Monthly column for providers and professionals working in healthcare from Professor Ted Baker, Chief Inspector of Hospitals
This month I wanted to highlight some of the impressive work we’re seeing being undertaken by NHS trusts to improve their quality ratings.
We know that trusts are facing more demands than ever. They are looking after more people with increasingly complex needs amid ongoing financial and workforce challenges. The pressures once reserved for winter are now felt year-round: July saw record A&E attendances; increases in people waiting for treatment; and missed key cancer standards.
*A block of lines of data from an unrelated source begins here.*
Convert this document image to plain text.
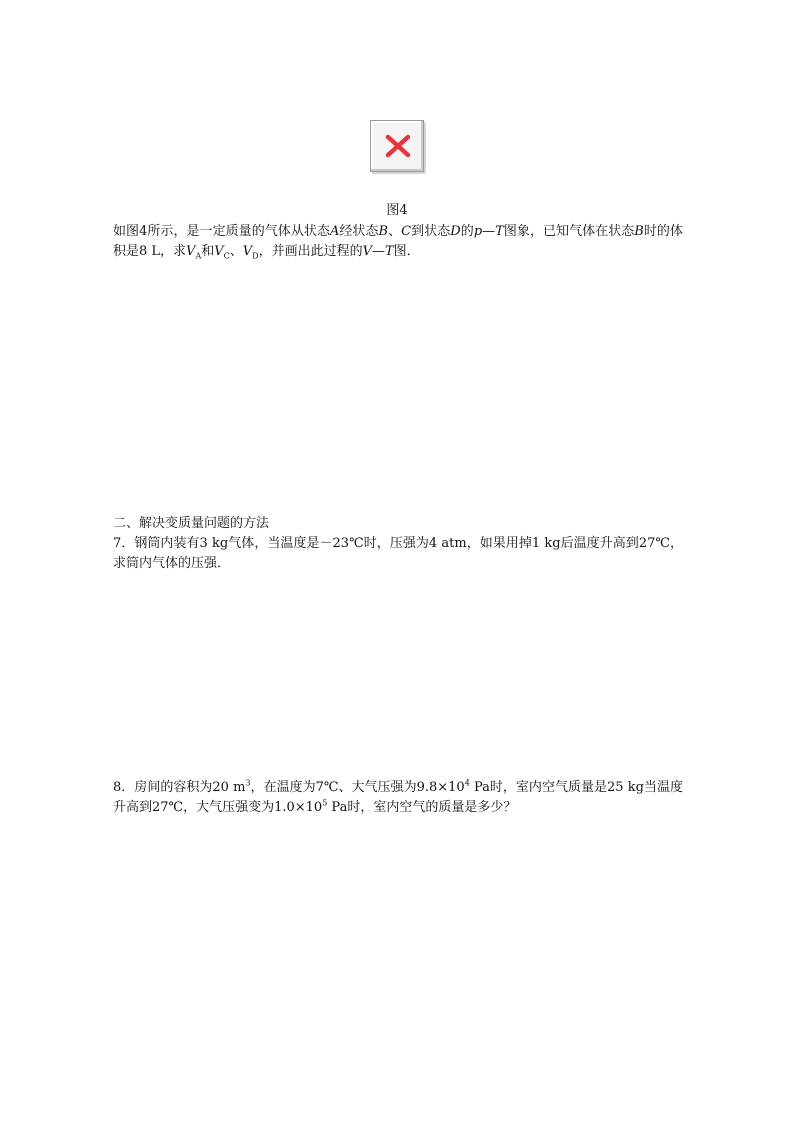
图4

如图4所示，是一定质量的气体从状态A经状态B、C到状态D的p—T图象，已知气体在状态B时的体积是8 L，求$V_A$和$V_C$、$V_D$，并画出此过程的V—T图．

二、解决变质量问题的方法

7．钢筒内装有3 kg气体，当温度是－23℃时，压强为4 atm，如果用掉1 kg后温度升高到27℃，求筒内气体的压强．

8．房间的容积为20 $m^3$，在温度为7℃、大气压强为$9.8\times 10^4$ Pa时，室内空气质量是25 kg当温度升高到27℃，大气压强变为$1.0\times 10^5$ Pa时，室内空气的质量是多少？
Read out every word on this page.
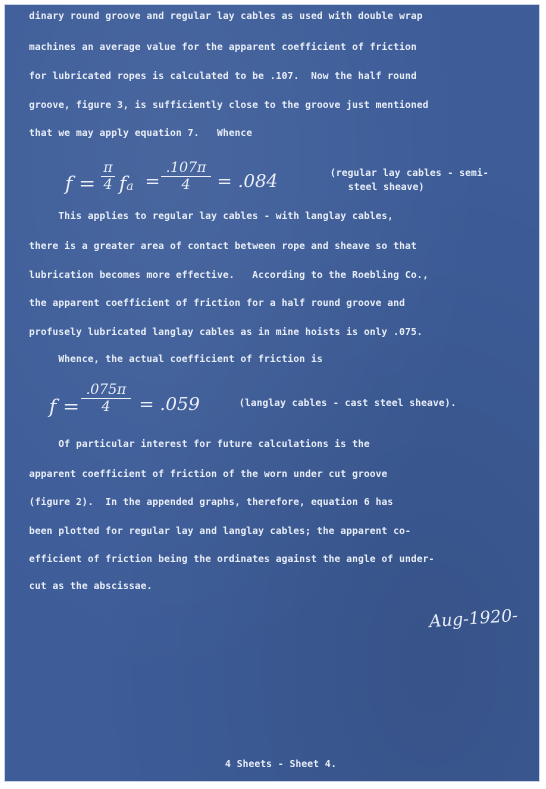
dinary round groove and regular lay cables as used with double wrap
machines an average value for the apparent coefficient of friction
for lubricated ropes is calculated to be .107.  Now the half round
groove, figure 3, is sufficiently close to the groove just mentioned
that we may apply equation 7.   Whence
f =
π
4 fa =
.107π
4	= .084	(regular lay cables - semi-
steel sheave)
This applies to regular lay cables - with langlay cables,
there is a greater area of contact between rope and sheave so that
lubrication becomes more effective.   According to the Roebling Co.,
the apparent coefficient of friction for a half round groove and
profusely lubricated langlay cables as in mine hoists is only .075.
Whence, the actual coefficient of friction is
f =
.075π
4	= .059	(langlay cables - cast steel sheave).
Of particular interest for future calculations is the
apparent coefficient of friction of the worn under cut groove
(figure 2).  In the appended graphs, therefore, equation 6 has
been plotted for regular lay and langlay cables; the apparent co-
efficient of friction being the ordinates against the angle of under-
cut as the abscissae.
Aug-1920-
4 Sheets - Sheet 4.
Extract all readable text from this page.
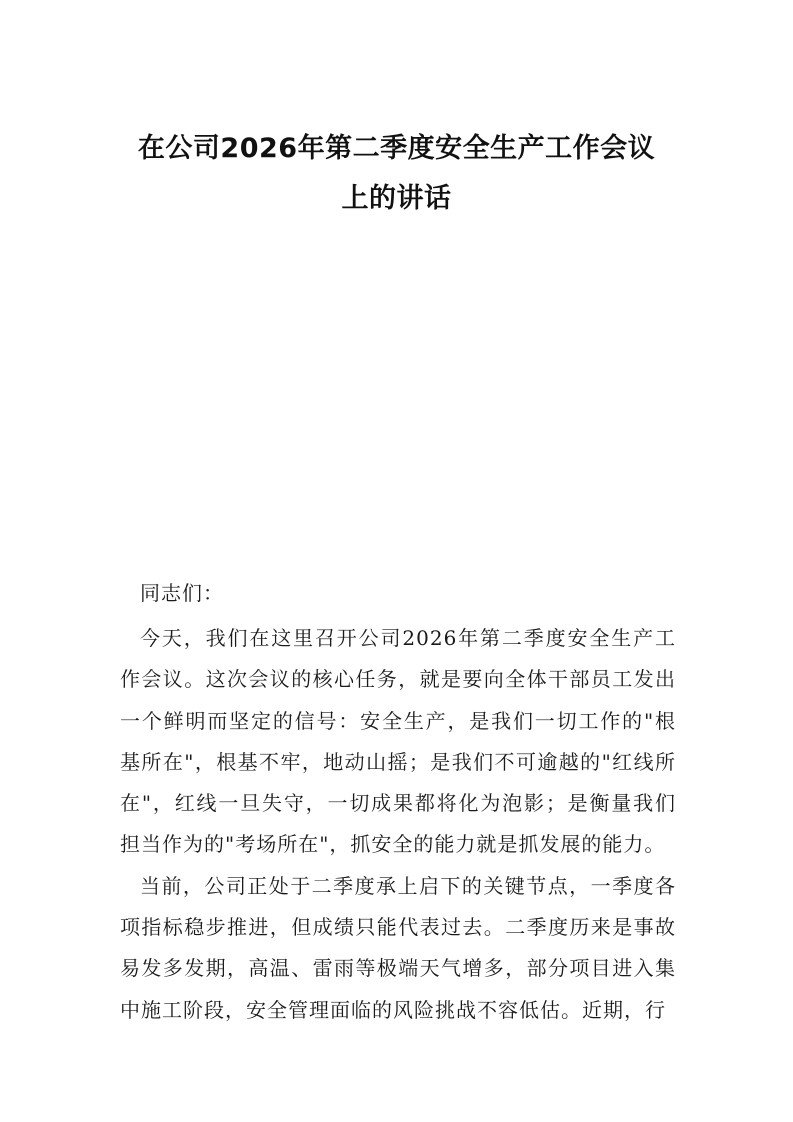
在公司2026年第二季度安全生产工作会议
上的讲话

同志们：

今天，我们在这里召开公司2026年第二季度安全生产工作会议。这次会议的核心任务，就是要向全体干部员工发出一个鲜明而坚定的信号：安全生产，是我们一切工作的"根基所在"，根基不牢，地动山摇；是我们不可逾越的"红线所在"，红线一旦失守，一切成果都将化为泡影；是衡量我们担当作为的"考场所在"，抓安全的能力就是抓发展的能力。

当前，公司正处于二季度承上启下的关键节点，一季度各项指标稳步推进，但成绩只能代表过去。二季度历来是事故易发多发期，高温、雷雨等极端天气增多，部分项目进入集中施工阶段，安全管理面临的风险挑战不容低估。近期，行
The whole system is under pressure and it is not just acute trusts that are experiencing these stresses.
However, despite these challenges we are continuing to see many trusts improve their ratings.
In the past month alone, we have seen two trusts — West Midlands Ambulance Service University NHS Foundation Trust and University Hospitals Bristol NHS Foundation Trust — maintain their Outstanding ratings, as well as a number of others improve their ratings upon re-inspection. I also want to mention those trusts that have made sufficient progress for us to recommend that they leave special measures.
Recognising the pressures trusts face, these are all remarkable achievements to be proud of. We realise that all improvements are hard won, and reflect the dedication, determination and hard work of everyone involved. These better ratings reflect real and important improvements in the quality of care that these trusts provide, and I am heartened when I hear of trusts celebrating their achievements. Don’t forget to tag @CQCProf on Twitter so we can celebrate with you!
There are a number of common traits shared by those trusts at which we are seeing improvements. These include:
- Collaborative, visible and listening leadership
- Effective structures, systems and processes
- Clear trust vision and values
- A positive culture that supports and encourages learning and improvement
We also know that many of the trusts that improved their rating have used their inspection reports as a catalyst for improvement and as a springboard to make changes.
These are all key themes that are highlighted in our Driving improvement reports, which feature case studies of mental health and acute trusts that have achieved significant improvements in their ratings. Look also at our report on quality improvement in NHS trusts.
What we have observed is that when a culture of improvement is driven by effective trust leadership, it can become embedded throughout the organisation so that staff are able implement changes that make a real difference to patient care. If you are embarking on your own improvement journey, I would encourage you to look at these case studies and learn from those trusts who are leading the way.